Saturday, November 27, 2004

This one is for John.

I've been corresponding off-and-on with a nursing student in Arizona named John. He's married with kids and works full-time in addition to going to nursing school. That makes my jaw drop: anybody who's done nursing school, especially an accelerated program, knows that it invades your sleep, your dinner table conversation, and your showers. Working while you do it is crazy. Raising a family is nearly impossible.

So I asked him how he's managed it. In return, he sent an explanation that included a mention of his recent surgery.

John weighed 500 pounds last year. He had gastric bypass surgery three months ago, in an effort to live long enough to see his kids grow up.

People, 500 pounds is no laughing matter. At that size, as John points out, breathing is hard work. You can be smothered, literally, by your own weight as you sleep--for that reason, many really obese folks have little machines that push air into their lungs as they snooze. Walking is difficult. Your knees, hips, and back start to give out. You live with chronic pain and skin infections, as the skin folds you've got trap bacteria and fungi. Going out to a movie is out of the question, as is sitting comfortably--or at all--on the average toilet seat. Furniture breaks, beds sag, cars need struts far more often than those driven by those of us who are a measly 30 pounds overweight.

Imagine for a moment being so large that you can't have laparascopic surgery--the instruments aren't long enough. Imagine being told that for the rest of your life, a half-cup of food at a time will be a lot. Imagine having to pay more attention to food--now an unattainable addiction--than you've ever had to before in your life...and not being able to eat until you're full without vomiting immediately.
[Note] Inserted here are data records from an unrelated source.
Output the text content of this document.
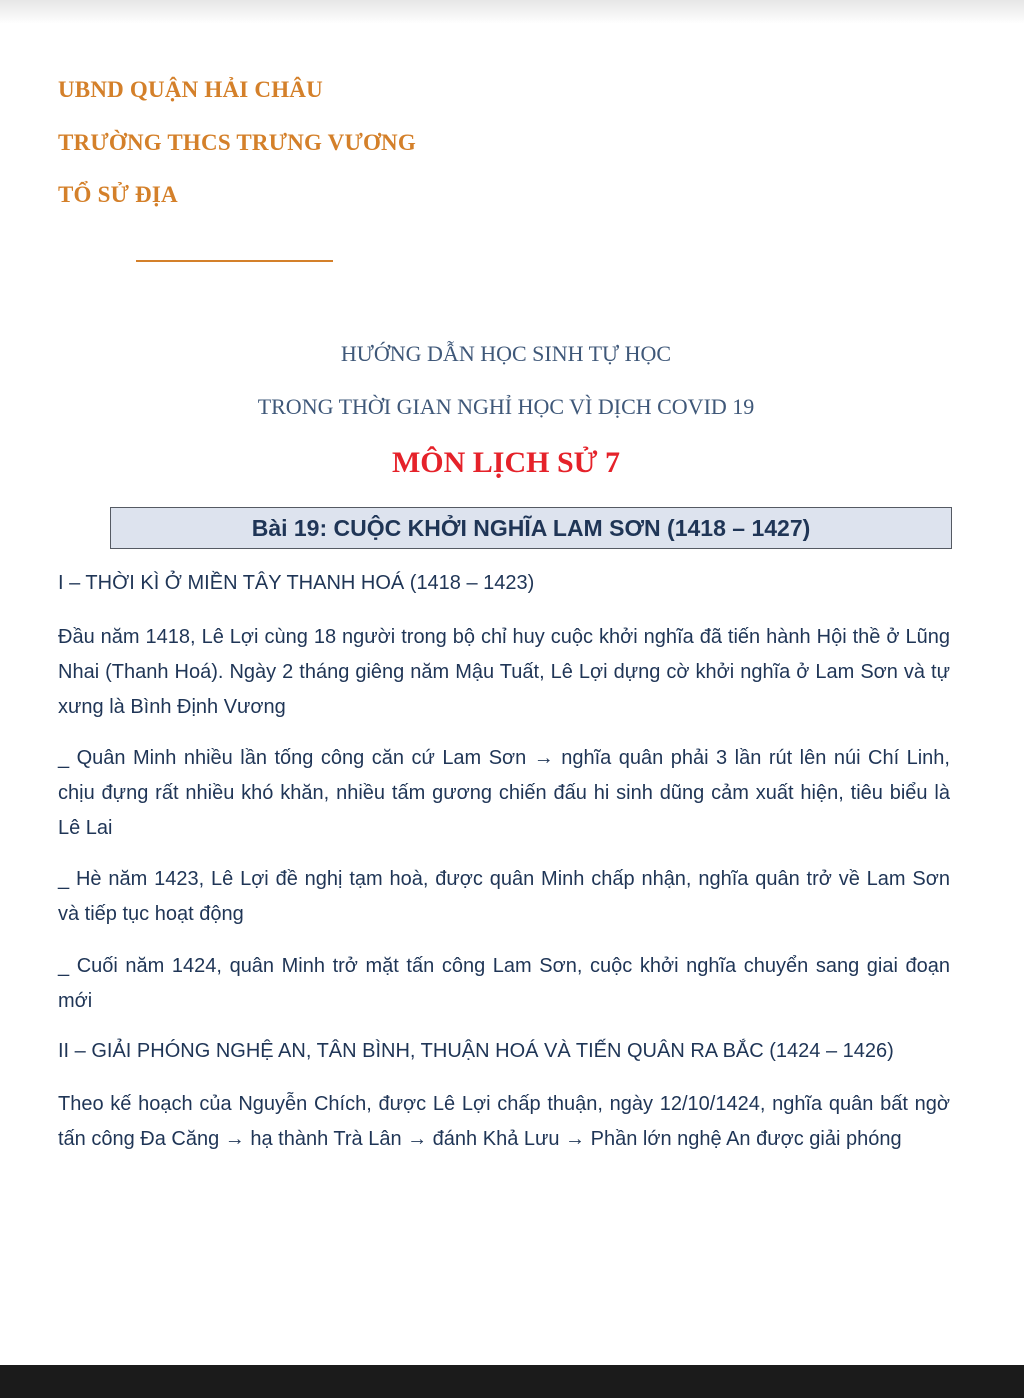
UBND QUẬN HẢI CHÂU
TRƯỜNG THCS TRƯNG VƯƠNG
TỔ SỬ ĐỊA
HƯỚNG DẪN HỌC SINH TỰ HỌC
TRONG THỜI GIAN NGHỈ HỌC VÌ DỊCH COVID 19
MÔN LỊCH SỬ 7
Bài 19: CUỘC KHỞI NGHĨA LAM SƠN (1418 – 1427)
I – THỜI KÌ Ở MIỀN TÂY THANH HOÁ (1418 – 1423)

Đầu năm 1418, Lê Lợi cùng 18 người trong bộ chỉ huy cuộc khởi nghĩa đã tiến hành Hội thề ở Lũng Nhai (Thanh Hoá). Ngày 2 tháng giêng năm Mậu Tuất, Lê Lợi dựng cờ khởi nghĩa ở Lam Sơn và tự xưng là Bình Định Vương

_ Quân Minh nhiều lần tống công căn cứ Lam Sơn → nghĩa quân phải 3 lần rút lên núi Chí Linh, chịu đựng rất nhiều khó khăn, nhiều tấm gương chiến đấu hi sinh dũng cảm xuất hiện, tiêu biểu là Lê Lai

_ Hè năm 1423, Lê Lợi đề nghị tạm hoà, được quân Minh chấp nhận, nghĩa quân trở về Lam Sơn và tiếp tục hoạt động

_ Cuối năm 1424, quân Minh trở mặt tấn công Lam Sơn, cuộc khởi nghĩa chuyển sang giai đoạn mới

II – GIẢI PHÓNG NGHỆ AN, TÂN BÌNH, THUẬN HOÁ VÀ TIẾN QUÂN RA BẮC (1424 – 1426)

Theo kế hoạch của Nguyễn Chích, được Lê Lợi chấp thuận, ngày 12/10/1424, nghĩa quân bất ngờ tấn công Đa Căng → hạ thành Trà Lân → đánh Khả Lưu → Phần lớn nghệ An được giải phóng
Now put all that in context with working for a living, going to nursing school, raising three kids, and trying to be a decent husband.

John, man, I salute you. You've taken on one of the toughest challenges a person can face: one that'll change your life, hopefully for the better, but that'll take time. It'll necessitate your changing your long-held beliefs and your perspectives, it'll require that you develop emotional reserves you didn't think you could.

And I'm not talking about the surgery. To do what you've done is brave and impressive and I'm sitting here, admiring the hell out of you for it.